Artists discuss the 13 records that shaped their lives

9. Heinrich SchützKleine Geistliche Konzerte

In French it’s called Petits concert spirituel. It’s with castrato voices – two very high boy’s voices. And it’s very religious. I’m not at all religious and I would be more attracted to my father’s religion than the Christian side. And I must say the religious aspect has nothing to do with the fact that I chose it. I dunno how I discovered this album but I’ve always been very responsive to boys’ voices before they break. Maybe there’s something about the transience where you know how precious it is because it won’t last.

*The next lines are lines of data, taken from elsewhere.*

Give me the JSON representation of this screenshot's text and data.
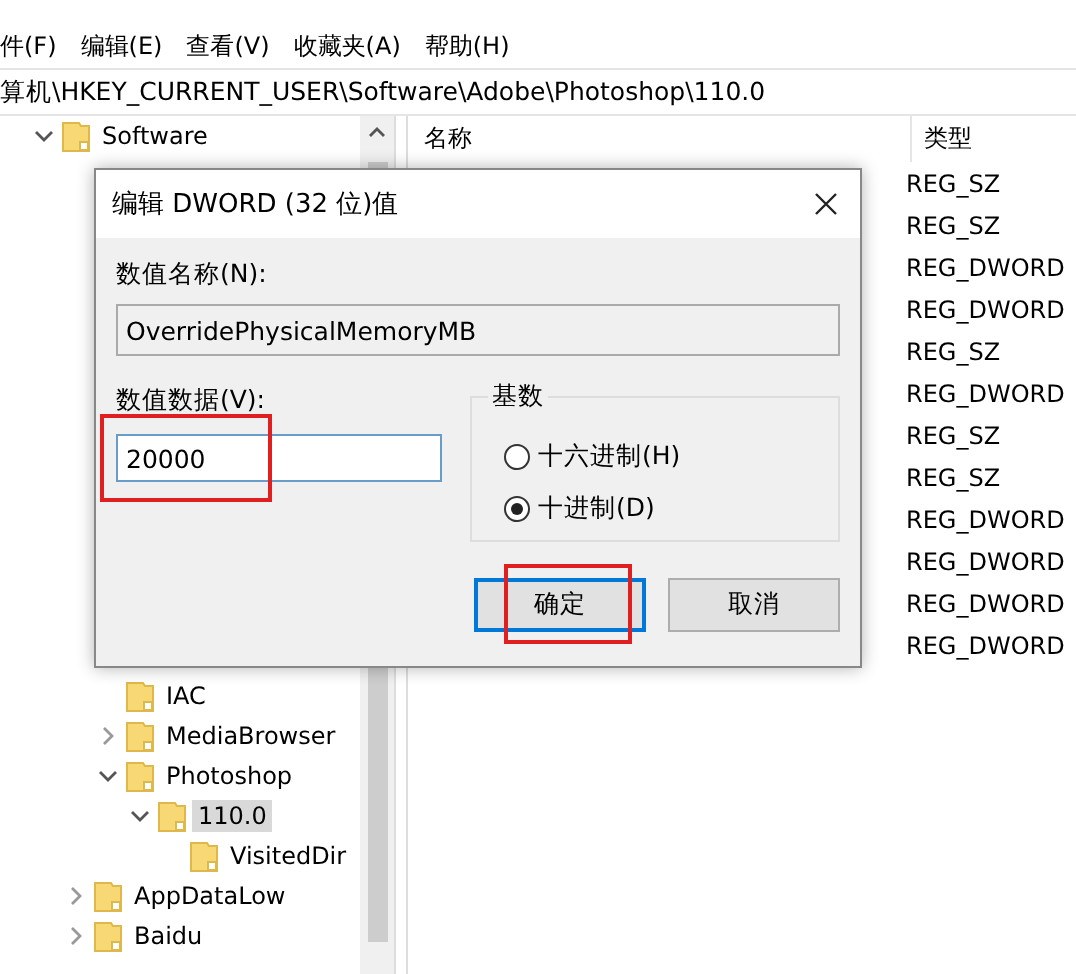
{
  "menu": [
    "件(F)",
    "编辑(E)",
    "查看(V)",
    "收藏夹(A)",
    "帮助(H)"
  ],
  "address": "算机\\HKEY_CURRENT_USER\\Software\\Adobe\\Photoshop\\110.0",
  "tree": [
    {
      "label": "Software",
      "expanded": true,
      "selected": false,
      "children": [
        {
          "children": [
            {
              "label": "IAC",
              "selected": false
            },
            {
              "label": "MediaBrowser",
              "expanded": false,
              "selected": false,
              "has_children": true
            },
            {
              "label": "Photoshop",
              "expanded": true,
              "selected": false,
              "children": [
                {
                  "label": "110.0",
                  "expanded": true,
                  "selected": true,
                  "children": [
                    {
                      "label": "VisitedDir",
                      "selected": false
                    }
                  ]
                }
              ]
            }
          ]
        },
        {
          "label": "AppDataLow",
          "expanded": false,
          "selected": false,
          "has_children": true
        },
        {
          "label": "Baidu",
          "expanded": false,
          "selected": false,
          "has_children": true
        }
      ]
    }
  ],
  "list": {
    "columns": [
      "名称",
      "类型"
    ],
    "types": [
      "REG_SZ",
      "REG_SZ",
      "REG_DWORD",
      "REG_DWORD",
      "REG_SZ",
      "REG_DWORD",
      "REG_SZ",
      "REG_SZ",
      "REG_DWORD",
      "REG_DWORD",
      "REG_DWORD",
      "REG_DWORD"
    ]
  },
  "dialog": {
    "title": "编辑 DWORD (32 位)值",
    "name_label": "数值名称(N):",
    "name_value": "OverridePhysicalMemoryMB",
    "data_label": "数值数据(V):",
    "data_value": "20000",
    "data_highlighted": true,
    "base_label": "基数",
    "radios": [
      {
        "label": "十六进制(H)",
        "selected": false
      },
      {
        "label": "十进制(D)",
        "selected": true
      }
    ],
    "buttons": [
      {
        "label": "确定",
        "default": true,
        "highlighted": true
      },
      {
        "label": "取消",
        "default": false,
        "highlighted": false
      }
    ]
  }
}
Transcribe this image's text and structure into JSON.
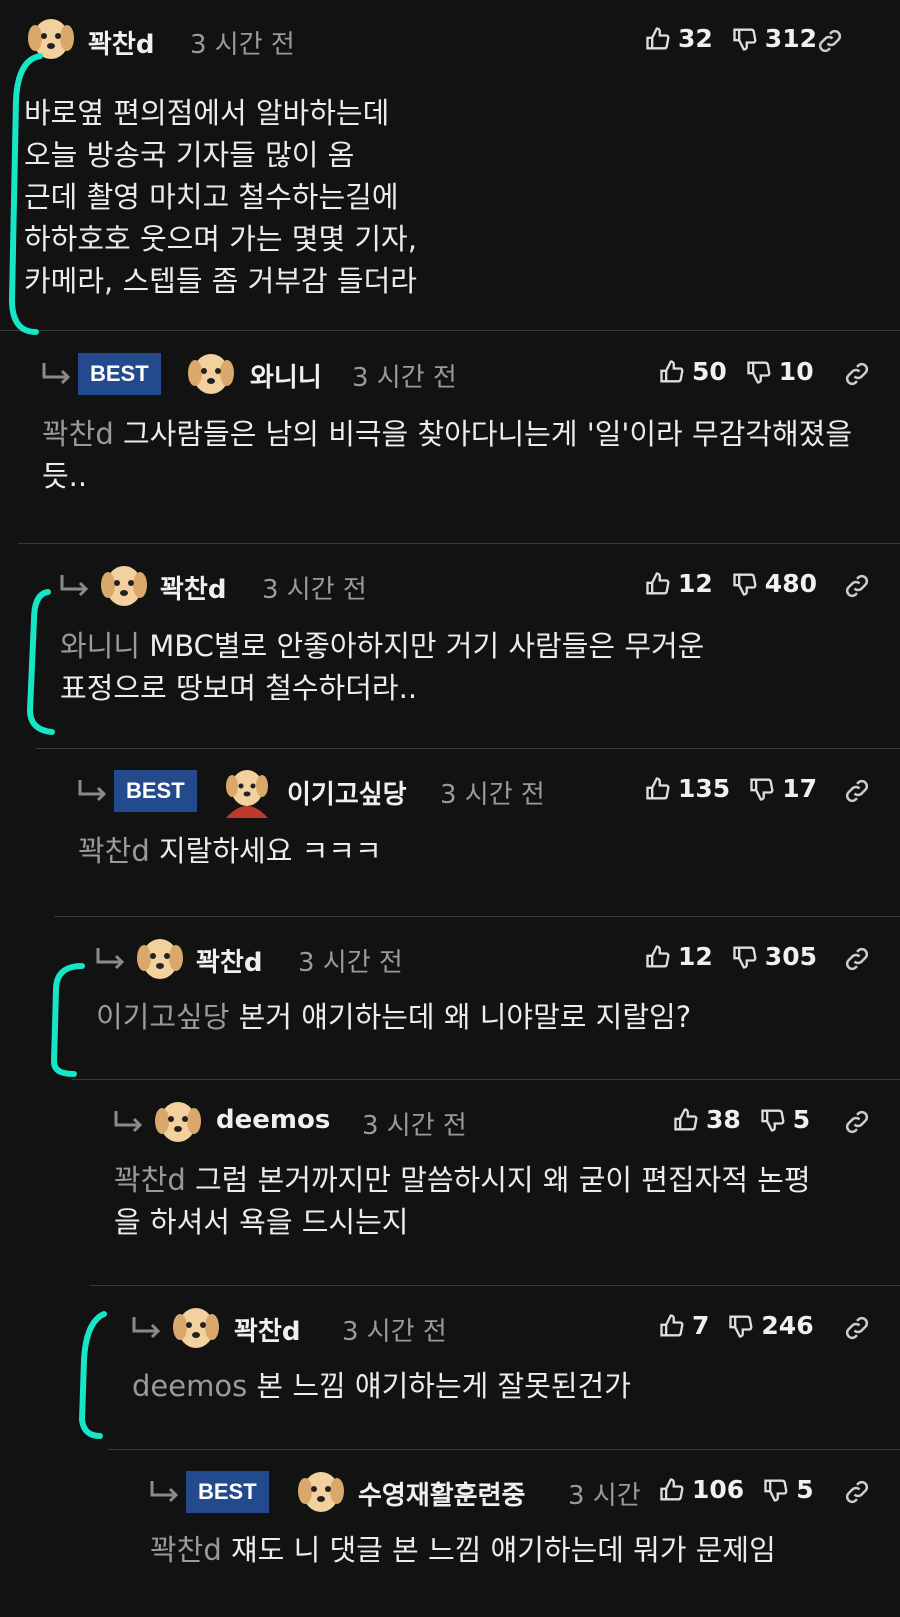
{
  "comments": [
    {
      "author": "꽉찬d",
      "time": "3 시간 전",
      "up": "32",
      "down": "312",
      "best": "",
      "mention": "",
      "text": "바로옆 편의점에서 알바하는데\n오늘 방송국 기자들 많이 옴\n근데 촬영 마치고 철수하는길에\n하하호호 웃으며 가는 몇몇 기자,\n카메라, 스텝들 좀 거부감 들더라"
    },
    {
      "author": "와니니",
      "time": "3 시간 전",
      "up": "50",
      "down": "10",
      "best": "BEST",
      "mention": "꽉찬d",
      "text": " 그사람들은 남의 비극을 찾아다니는게 '일'이라 무감각해졌을듯.."
    },
    {
      "author": "꽉찬d",
      "time": "3 시간 전",
      "up": "12",
      "down": "480",
      "best": "",
      "mention": "와니니",
      "text": " MBC별로 안좋아하지만 거기 사람들은 무거운\n표정으로 땅보며 철수하더라.."
    },
    {
      "author": "이기고싶당",
      "time": "3 시간 전",
      "up": "135",
      "down": "17",
      "best": "BEST",
      "mention": "꽉찬d",
      "text": " 지랄하세요 ㅋㅋㅋ"
    },
    {
      "author": "꽉찬d",
      "time": "3 시간 전",
      "up": "12",
      "down": "305",
      "best": "",
      "mention": "이기고싶당",
      "text": " 본거 얘기하는데 왜 니야말로 지랄임?"
    },
    {
      "author": "deemos",
      "time": "3 시간 전",
      "up": "38",
      "down": "5",
      "best": "",
      "mention": "꽉찬d",
      "text": " 그럼 본거까지만 말씀하시지 왜 굳이 편집자적 논평\n을 하셔서 욕을 드시는지"
    },
    {
      "author": "꽉찬d",
      "time": "3 시간 전",
      "up": "7",
      "down": "246",
      "best": "",
      "mention": "deemos",
      "text": " 본 느낌 얘기하는게 잘못된건가"
    },
    {
      "author": "수영재활훈련중",
      "time": "3 시간",
      "up": "106",
      "down": "5",
      "best": "BEST",
      "mention": "꽉찬d",
      "text": " 쟤도 니 댓글 본 느낌 얘기하는데 뭐가 문제임"
    }
  ],
  "colors": {
    "background": "#121212",
    "best_badge": "#224a8c",
    "annotation": "#17e5c8",
    "mention": "#9a9a9a"
  },
  "icons": {
    "upvote": "thumbs-up-icon",
    "downvote": "thumbs-down-icon",
    "permalink": "link-icon",
    "reply": "reply-arrow-icon",
    "avatar": "puppy-avatar-icon"
  }
}
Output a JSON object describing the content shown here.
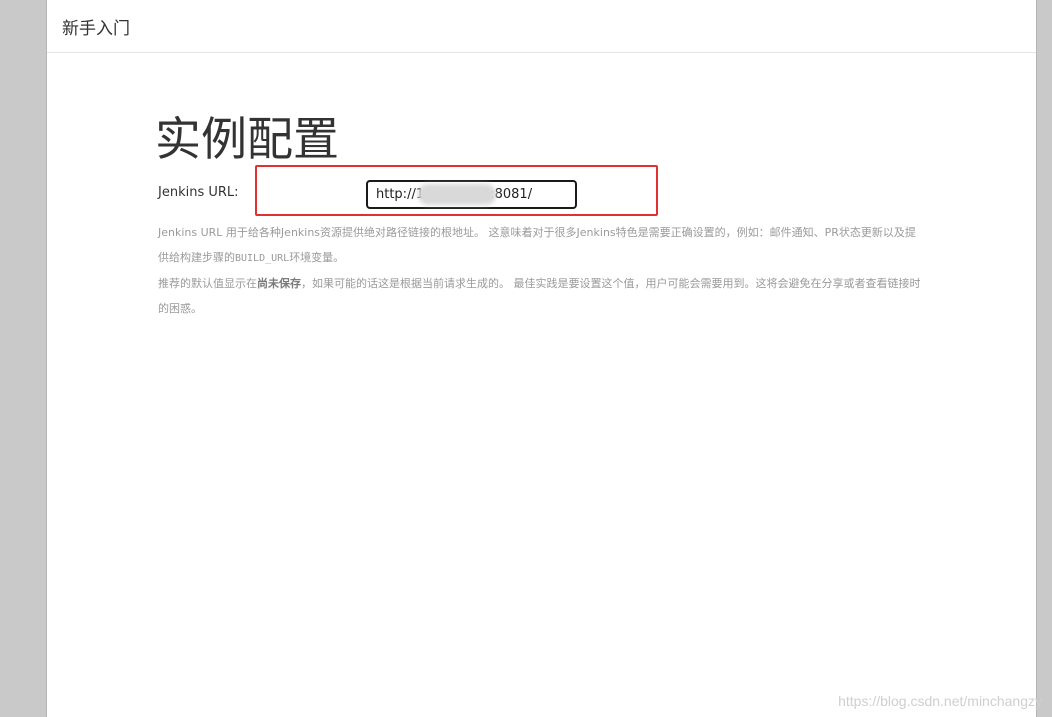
{
  "header": {
    "title": "新手入门"
  },
  "main": {
    "page_title": "实例配置",
    "jenkins_url_label": "Jenkins URL:",
    "jenkins_url_value": "http://1            31:8081/",
    "help": {
      "p1_text": "Jenkins URL 用于给各种Jenkins资源提供绝对路径链接的根地址。 这意味着对于很多Jenkins特色是需要正确设置的，例如：邮件通知、PR状态更新以及提供给构建步骤的",
      "p1_code": "BUILD_URL",
      "p1_suffix": "环境变量。",
      "p2_prefix": "推荐的默认值显示在",
      "p2_bold": "尚未保存",
      "p2_suffix": "，如果可能的话这是根据当前请求生成的。 最佳实践是要设置这个值，用户可能会需要用到。这将会避免在分享或者查看链接时的困惑。"
    }
  },
  "watermark": "https://blog.csdn.net/minchangzy",
  "colors": {
    "highlight": "#e03131",
    "input_border": "#1a1a1a",
    "help_text": "#9a9a9a",
    "backdrop": "#c9c9c9"
  }
}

It’s an album that I have to listen to on my own because everybody in my house hates it, but to me it just lifts me up. There’s something I find completely beautiful and, I dunno, it’s very trippy to me. It’s in German so I have no idea what they’re saying, but I know it’s religious. There’s an energy that’s quite weird. 

My father was Jewish and my mother is Church of England, so I’m both. But he hated religion. Even before the war his family were never religious. I had a spiritual attraction when I was 13 and he didn’t understand what was going on with me at the time. He was sort of embarrassed, but at the same time he didn’t criticise anything, but I could see that it wasn’t really something he understood [laughs]. I fell out of that a few years later. I think it’s quite normal at that age to want to belong.